Photo: Klaus Holsting, Banedanmark

Improvement of railway switches

Tuesday 09 Jul 19

Contact

Dorte Juul Jensen
Professor, dr. techn.
DTU Mechanical Engineering
+4545 25 47 77
A collaboration between Banedanmark and DTU has identified several new opportunities for smarter monitoring and maintenance of switches.

Switches are one of the more complex parts of railways. Switches consist of moving parts and are exposed to high impact. This makes them expensive to install and repair. There is therefore a strong interest in finding out how best to monitor switches in other to identify the right time for maintenance and ensure the greatest possible safety and least possible inconvenience to train services.

To investigate these issues, Banedanmark and DTU have carried out the Intelliswitch project, supported by Innovation Fund Denmark. The project has led to the development of new methods for assessing the condition of Banedanmark’s switches, as well as many scientific publications and materials which will later form the basis for a book that can serve as a university textbook on the subject.

“The project has involved many different competences from DTU. For instance, knowledge of typical fault mechanisms, optimum materials for use in switches, development of sensors to measure the condition of switches, use of big data, modelling, and much more,” says Professor Dorte Juul Jensen, DTU Mechanical Engineering, who has been the Intelliswitch project manager. 

“During the project, we set up 12 sensors on a switch in Tommerup, and collected data from the measurement trains that already operate on the railways, measuring tracks and switches. Based on a large amount of measurement data, we’ve prepared various models for how best to monitor switches and plan maintenance.”

Knowledge transfer
Banedanmark and DTU have worked closely together on the project in order to create the best opportunities for putting the researchers’ knowledge into practice. The researchers have not yet fully determined exactly how the knowledge should be implemented in Banedanmark’s workflows, but a lot of knowledge, experience and models have already been transferred.

"We’ve been very ambitious with the Intelliswitch project. Railway switches pose a complex challenge."
Professor Dorte Juul Jensen, DTU Mechanical Engineering

“We’ve been very ambitious with the Intelliswitch project. Railway switches pose a complex challenge, and even though we might have dreamed of one at the start of the project, there’s no easy solution or magic formula that can tell you when to start the maintenance work, for instance when the measurements or sensors read 12,” says Pernille M. Jøndrup, General Manager at Banedanmark.

“But the project has given us a wide range of input on how we can continue to work with sensors and modelling to improve the maintenance of the switches.

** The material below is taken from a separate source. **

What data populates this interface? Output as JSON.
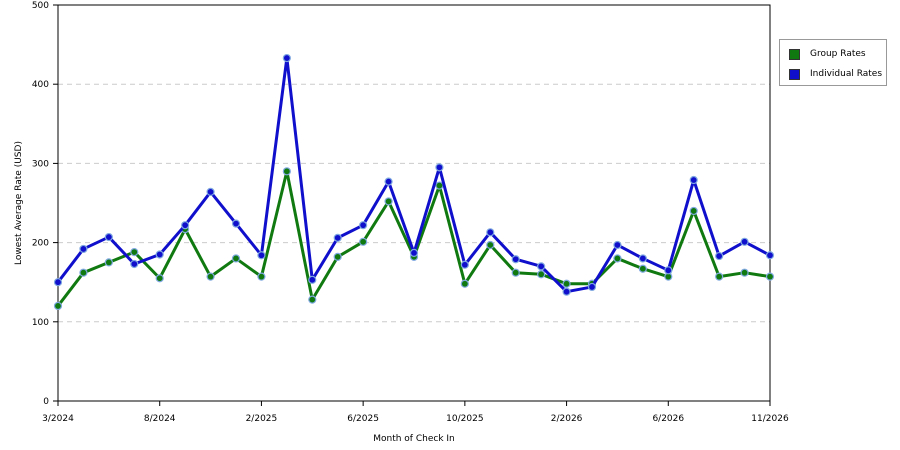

And we’ll definitely keep working on it when we’ve identified which of the new opportunities will offer the greatest value when they are implemented.”

Contributions from European experts
One of Europe’s leading experts in switch components, Jan Swier from ProRail in the Netherlands, has followed the Intelliswitch project and its results closely.

“The work on using vibration sensors is extremely interesting and innovative,” he says. “Experienced railway mechanics use exactly this technology—they go down onto the tracks, listen to the switch and feel the vibrations in order to assess whether it’s time for maintenance. If we can automate this information, we’ll have made important progress,” says Jan Swier.

During the project, DTU involved four European universities—Chalmers University of Technology, NTNU Trondheim, University of Birmingham, and TU Graz—which together represent the most advanced knowledge in the field. This has helped give DTU itself extensive knowledge of wear and tear, breakdowns and maintenance of railway switches.